Quasi per inerzia, Forman rimane nel Secolo dei Lumi con Valmont (1989), schiacciato dall’altra versione cinematografica delle Liaisons dangereuses firmata da Stephen Frears l’anno prima e di conseguenza rifiutato dal pubblico, nonostante sia «un film elegante, sinuoso, persino romantico, che guadagna in grazia e finezza quel che perde in crudeltà e dissolutezza» (Morandini). L’insuccesso lo condanna a una lunga pausa, riempita da un paio di progetti rimasti nel cassetto (l’adattamento del romanzo Disclosure di Michael Crichton e uno script sul parlamentare Sickles, steso a sei mani con Norman Mailer e signora), oltre che dalla pubblicazione dell’autobiografia. Dopo un’iniziale perplessità (non gli piace il personaggio), si butta infine sulla sceneggiatura di Scott Alexander e Larry Karaszewsky offertagli da Oliver Stone, qui in veste di produttore. Quasi fosse un’opera testamentaria, in Larry Flynt (1996) sedimentano un po’ tutti i temi del cinema del suo autore. Se la celestiale musica di Mozart maschera i comportamenti di un moccioso, la volgarità e il cattivo gusto del pornografo rischiano di oscurare la sostanziale nobiltà del suo agire.

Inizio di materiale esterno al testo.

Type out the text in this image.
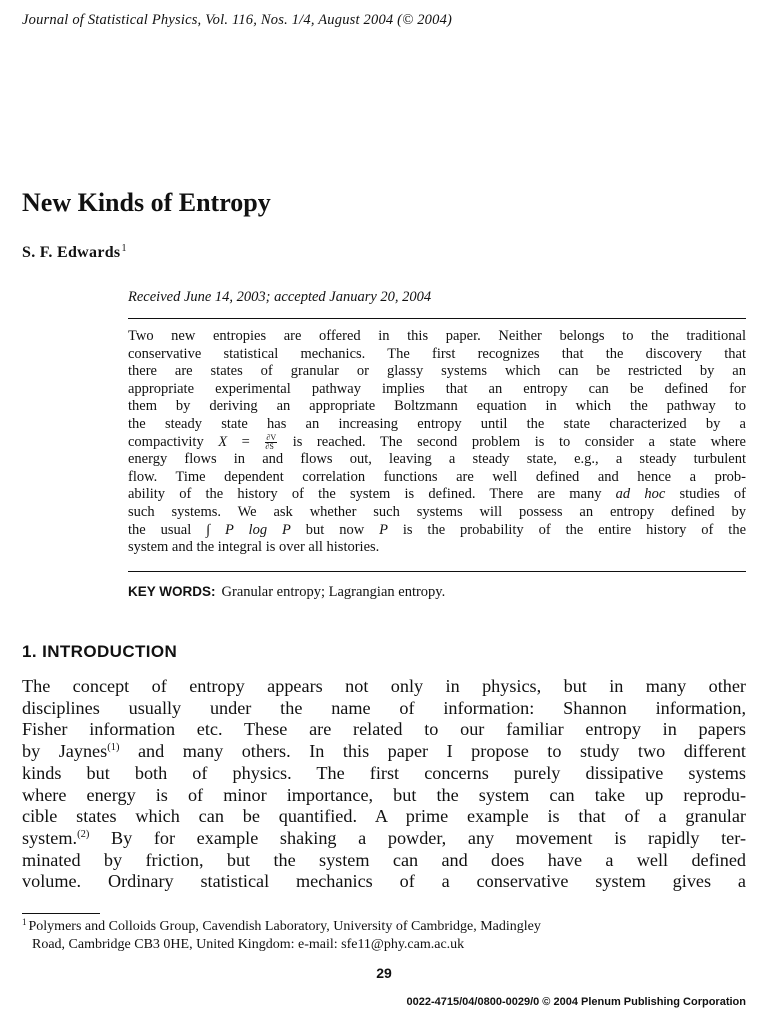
Journal of Statistical Physics, Vol. 116, Nos. 1/4, August 2004 (© 2004)
New Kinds of Entropy
S. F. Edwards$^1$
Received June 14, 2003; accepted January 20, 2004
Two new entropies are offered in this paper. Neither belongs to the traditional
conservative statistical mechanics. The first recognizes that the discovery that
there are states of granular or glassy systems which can be restricted by an
appropriate experimental pathway implies that an entropy can be defined for
them by deriving an appropriate Boltzmann equation in which the pathway to
the steady state has an increasing entropy until the state characterized by a
compactivity $X = \frac{\partial V}{\partial S}$ is reached. The second problem is to consider a state where
energy flows in and flows out, leaving a steady state, e.g., a steady turbulent
flow. Time dependent correlation functions are well defined and hence a prob-
ability of the history of the system is defined. There are many ad hoc studies of
such systems. We ask whether such systems will possess an entropy defined by
the usual ∫ P log P but now P is the probability of the entire history of the
system and the integral is over all histories.
KEY WORDS: Granular entropy; Lagrangian entropy.
1. INTRODUCTION
The concept of entropy appears not only in physics, but in many other
disciplines usually under the name of information: Shannon information,
Fisher information etc. These are related to our familiar entropy in papers
by Jaynes$^{(1)}$ and many others. In this paper I propose to study two different
kinds but both of physics. The first concerns purely dissipative systems
where energy is of minor importance, but the system can take up reprodu-
cible states which can be quantified. A prime example is that of a granular
system.$^{(2)}$ By for example shaking a powder, any movement is rapidly ter-
minated by friction, but the system can and does have a well defined
volume. Ordinary statistical mechanics of a conservative system gives a
$^1$ Polymers and Colloids Group, Cavendish Laboratory, University of Cambridge, Madingley
Road, Cambridge CB3 0HE, United Kingdom: e-mail: sfe11@phy.cam.ac.uk
29
0022-4715/04/0800-0029/0 © 2004 Plenum Publishing Corporation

Flynt, inoltre, è un martire nel senso etimologico di testimone, un anarchico campione della libertà almeno quanto lo sono, per altri versi e consapevolezza, McMurphy e Coalhouse Walker; come quest’ultimo, è un eroe kleistiano che con furore autodistruttivo si erge a giudice e boia del conformismo. Il film è anche l’ennesimo “libro delle caricature” di un compatriota di Jaroslav Hašek e fa i conti, venticinque anni dopo, con la generazione dei “figli dei fiori”, sulla cui generosa e un po’ facile utopia aveva fatto scendere il sudario funebre il pur comprensivo Hair.

Strettamente connesso all’opera che lo ha preceduto, Man on the Moon (1999) propone un’altra figura “contro”, un irregolare che, seppure con diverse modalità, è una specie di alieno rispetto al suo contesto. La sua comicità, basata sui tempi morti, le pause, il disagio esibito e ben presto condiviso dagli spettatori, fa infatti leva sulla disarticolazione dei meccanismi tradizionali di rapporto col pubblico. In questo straordinario film dell’angoscia e della tenerezza, che nel “cinema della distanza” di Forman, insieme classico e percorso da brividi e fratture, segna un punto di equilibrio tra nonchalance fenomenica e sgradevolezza del dato sociologico, Andy Kaufman è un falso tutto e un vero nulla, un elfo nichilista, un guerrigliero zen, un attore dadaista, un “Reine Tor” wagneriano la cui vocazione all’ambiguità non scende a patti neppure con la morte. Come e più ancora di Larry Flynt, funziona da miccia, da detonatore capace di provocare reazioni a catena, nella macchina televisiva e nei suoi pigri spettatori. Come già ai tempi della oggi scissa Cecoslovacchia, del rudimentale visore con le donne nude, il regista è di nuovo lì, a fotografare i moti del volto e dell’animo di ciascuno. Il campo d’osservazione si sposta dunque dall’eroe al suo pubblico, cioè a ognuno di noi. L’innocenza dello sguardo si sposa alla coscienza mediologica, il fruitore diventa oggetto imprescindibile della messa in scena. È forse in questa direzione, con questa prospettiva, che avrà qualcosa da dire, magari riservandoci più di una sorpresa, la maturità – ancora curiosa, ancora adolescenziale – dell’ex bright young man venuto a Hollywood da Praga, agitato cuore d’Europa.